Gospodarze zbliżającego się pojedynku dzięki zajęciu pierwszego miejsca w rundzie zasadniczej mają jednak w tej rywalizacji 8-punktową zaliczkę, więc jeśli gościom marzy się awans do finału najwyższej klasy rozgrywkowej na Wyspach, to będą musieli oni zwyciężyć na obiekcie Rudzików co najmniej 9 oczkami. - Ten sezon jest naprawdę fantastyczny w naszym wykonaniu i uważam, że nigdy wcześniej nie mieliśmy większych szans na końcowy sukces. W 2007 roku mieliśmy naprawdę dobrą drużynę, jednak w ostatecznym rozrachunku nie daliśmy rady, bo zaczęliśmy odczuwać zmęczenie sezonem, a kilku chłopaków doznało kontuzji. Ja w pewnym momencie również nabawiłem się urazu i później już nie byłem w stanie walczyć na 100 procent. W tym roku jest jednak inaczej - jesteśmy silni, a zmiany w składzie, których dokonaliśmy w ostatnich tygodniach sprawiły, że jesteśmy jeszcze lepszym zespołem - powiedział Leigh Adams, kapitan Swindon Robins.

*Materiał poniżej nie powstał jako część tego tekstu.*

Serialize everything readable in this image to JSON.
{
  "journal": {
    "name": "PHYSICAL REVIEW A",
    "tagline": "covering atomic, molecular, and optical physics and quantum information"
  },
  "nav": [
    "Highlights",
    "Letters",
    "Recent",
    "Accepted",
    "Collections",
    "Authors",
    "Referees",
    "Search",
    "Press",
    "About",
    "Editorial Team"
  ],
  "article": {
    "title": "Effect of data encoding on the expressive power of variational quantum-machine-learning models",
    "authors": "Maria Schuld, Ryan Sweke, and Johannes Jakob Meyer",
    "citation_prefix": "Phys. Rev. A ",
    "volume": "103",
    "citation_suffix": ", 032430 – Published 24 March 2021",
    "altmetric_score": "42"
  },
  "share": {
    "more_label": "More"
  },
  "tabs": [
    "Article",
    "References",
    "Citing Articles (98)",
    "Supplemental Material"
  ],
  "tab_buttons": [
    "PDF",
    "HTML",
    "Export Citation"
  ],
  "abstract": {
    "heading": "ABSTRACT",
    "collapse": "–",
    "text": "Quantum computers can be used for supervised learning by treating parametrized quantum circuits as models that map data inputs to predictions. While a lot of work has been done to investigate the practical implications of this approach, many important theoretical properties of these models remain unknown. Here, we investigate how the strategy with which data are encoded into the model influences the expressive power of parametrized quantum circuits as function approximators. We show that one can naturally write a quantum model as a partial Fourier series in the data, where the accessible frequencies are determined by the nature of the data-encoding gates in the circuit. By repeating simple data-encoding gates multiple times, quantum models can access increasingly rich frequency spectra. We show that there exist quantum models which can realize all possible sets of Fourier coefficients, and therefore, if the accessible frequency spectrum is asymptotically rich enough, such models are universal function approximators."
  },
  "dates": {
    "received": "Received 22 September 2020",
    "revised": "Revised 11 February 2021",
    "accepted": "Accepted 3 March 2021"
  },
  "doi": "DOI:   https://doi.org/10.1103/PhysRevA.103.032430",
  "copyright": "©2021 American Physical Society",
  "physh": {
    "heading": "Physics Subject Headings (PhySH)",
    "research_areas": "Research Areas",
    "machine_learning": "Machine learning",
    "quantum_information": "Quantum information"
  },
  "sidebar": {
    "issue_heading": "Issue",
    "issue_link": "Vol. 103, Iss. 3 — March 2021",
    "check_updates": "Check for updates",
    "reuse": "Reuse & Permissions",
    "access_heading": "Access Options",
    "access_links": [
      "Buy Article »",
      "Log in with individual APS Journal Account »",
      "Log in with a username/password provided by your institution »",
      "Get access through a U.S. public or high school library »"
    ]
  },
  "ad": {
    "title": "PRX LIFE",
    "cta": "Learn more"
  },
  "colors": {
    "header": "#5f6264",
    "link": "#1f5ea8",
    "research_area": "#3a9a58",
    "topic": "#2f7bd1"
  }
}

Pierwszy mecz półfinałowy od początku toczył się pod dyktando drużyny Australijczyka, jednak w końcówce podopiecznym Petera Oakesa udało się odrobić straty i w rewanżu wcale nie stoją oni na straconej pozycji. - Każdy z nas był rozczarowany tym rezultatem, ale wydaje mi się, że u siebie nie roztrwonimy tej 8-punktowej przewagi. Na naszym torze często do 8. wyścigu szło nam dość opornie, ale później przychodziło kilka podwójnych zwycięstw biegowych i ostatecznie wygrywaliśmy spotkania dość wysoko. Najważniejsze to nie nabawić się kontuzji, triumfować w dwumeczu, a następnie móc się skoncentrować już tylko na finale - dodał Indywidualny Wicemistrz Świata z roku 2007.
Sezon 2009 jest 11. rokiem startów Leigh Adamsa w barwach Rudzików (1990-1992, 1997-1998 i od 2004). Australijczykowi nigdy nie udało się jednak sięgnąć z ekipą z hrabstwa Wiltshire po Drużynowe Mistrzostwo Wielkiej Brytanii.